His latest stage sport is golf, which he hasn't played since the age of 18 "but I know enough to get it right", he concedes. It all happened a while back when a golfing organisation asked him to do a 30-minute sketch.

"They loved it and it would have been silly not to develop it further," he says of Not the Big Easy, which Paul tested at a small theatre in Pretoria, The Pierneef, before racing off to the Witbank MacFest and now the more solid run at Sandton's Liberty Theatre on Thursday and running until February 3.

This one he did for himself following the successful Art of Charf he wrote for husband and wife team Wilson Dunster and Elize Cawood.

"I love writing with people in mind," he says and was thrilled to see how the couple took the play, made it their own and are charming audiences with their relationship antics.

For Paul, it's all about storytelling.

"I usually hear about an incident, and develop it into an event," he says.

And with Not The Big Easy in which Paul plays the "other" Ernie, it's all about a man hitting the second stage of his life, looking back and forward as he spends the afternoon looking for his fifth lost ball.

Paul's always had a way with these Sad Sack characters. He has the ability to capture both the angst and the pain and yet have you chuckling throughout. It's a perfect end-of-year play. And for those looking for more raucous laughter, Paul has another option.

He and Bill Flynn have again teamed up for the big screen with their next sporting movie, Running Riot. "I really think this one is better than the first," he says. They learnt a lot and added much more outside action than in the first.

It's fun to do and their hope is that it will catch on amongst especially teenagers and the 20-somethings.

"It's really the kind of thing that could spin off into a cult movie," says Paul, who was surprised recently when walking at Aardklop and three 18-year-old Afrikaans boys shouted "Hi Crispin!".

Crispin and Tjokkie are his and Bill's characters who first popped up in Heel Against The Head and now take the action further in Running Riot.

Both of these were first successful plays before Paul adapted them for the screen but the next one they hope to do (depending on the success of Running Riot) will be written specially for the screen.

Chatting about his writing, Paul says he takes stories from the South African landscape and his own life. In Not the Big Easy for example he tells a story of the golf course at Musina where he grew up.

"They really had a course that used doormats for tees," he says and all these idiosyncracies are what he captures in his writing.

Even the language is shaped to reflect the people he talks about and probably to. He loves infusing his script with a strong South African flavour which rolls easily off the tongue. "It's how people talk," he says.

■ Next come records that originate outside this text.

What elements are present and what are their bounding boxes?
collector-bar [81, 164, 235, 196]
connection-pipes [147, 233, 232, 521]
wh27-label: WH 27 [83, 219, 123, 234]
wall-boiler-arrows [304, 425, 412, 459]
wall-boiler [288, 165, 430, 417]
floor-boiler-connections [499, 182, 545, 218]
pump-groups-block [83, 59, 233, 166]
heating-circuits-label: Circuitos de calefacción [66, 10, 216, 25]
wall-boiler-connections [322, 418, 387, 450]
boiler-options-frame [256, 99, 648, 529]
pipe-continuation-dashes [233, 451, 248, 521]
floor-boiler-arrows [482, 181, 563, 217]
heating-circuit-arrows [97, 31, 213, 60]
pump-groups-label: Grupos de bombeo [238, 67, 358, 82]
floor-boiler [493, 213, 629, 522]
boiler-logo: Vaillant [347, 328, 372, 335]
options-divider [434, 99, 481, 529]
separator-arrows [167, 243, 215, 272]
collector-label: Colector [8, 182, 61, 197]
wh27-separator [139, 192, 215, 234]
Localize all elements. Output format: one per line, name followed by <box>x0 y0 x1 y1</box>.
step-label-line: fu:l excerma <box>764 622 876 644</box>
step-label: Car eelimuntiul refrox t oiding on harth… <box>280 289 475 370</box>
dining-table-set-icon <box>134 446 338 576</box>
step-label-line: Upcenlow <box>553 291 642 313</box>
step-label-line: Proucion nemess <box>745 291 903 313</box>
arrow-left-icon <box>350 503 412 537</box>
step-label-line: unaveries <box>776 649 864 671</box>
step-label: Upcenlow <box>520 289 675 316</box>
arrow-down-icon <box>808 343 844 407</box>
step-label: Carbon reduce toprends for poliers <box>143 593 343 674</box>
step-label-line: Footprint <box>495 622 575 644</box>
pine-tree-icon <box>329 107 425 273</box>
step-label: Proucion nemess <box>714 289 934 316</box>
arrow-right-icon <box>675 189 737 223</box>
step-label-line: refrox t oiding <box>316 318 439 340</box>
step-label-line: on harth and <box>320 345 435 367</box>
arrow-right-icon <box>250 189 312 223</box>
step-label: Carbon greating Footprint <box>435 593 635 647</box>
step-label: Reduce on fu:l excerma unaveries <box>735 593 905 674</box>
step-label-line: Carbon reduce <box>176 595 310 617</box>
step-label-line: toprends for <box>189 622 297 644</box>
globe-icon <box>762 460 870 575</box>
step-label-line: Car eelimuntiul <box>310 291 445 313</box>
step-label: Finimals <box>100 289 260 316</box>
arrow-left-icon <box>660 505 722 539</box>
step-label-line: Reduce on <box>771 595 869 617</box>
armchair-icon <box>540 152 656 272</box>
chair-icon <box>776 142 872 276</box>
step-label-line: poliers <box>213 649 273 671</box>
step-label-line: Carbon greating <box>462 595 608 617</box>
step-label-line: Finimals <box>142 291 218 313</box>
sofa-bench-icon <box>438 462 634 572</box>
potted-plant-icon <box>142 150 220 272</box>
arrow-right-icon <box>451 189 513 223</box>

Theatre is Paul's favourite hunting ground, yet he knows they have their work cut out to develop audiences. "There are so many distractions out there," he says.

Although Paul knows all about the highs and lows of a career in the arts, his daughter is also on stage these days. "I tried to discourage her," he says.

But he also knew that if you have the passion, that's the only way to go. Now when he talks of her fledgling career and the auditions she has to go to, there's a glint of pride in this papa's eye.

Well, why not, if Paul Slab is your dad, it has to be part of the genes!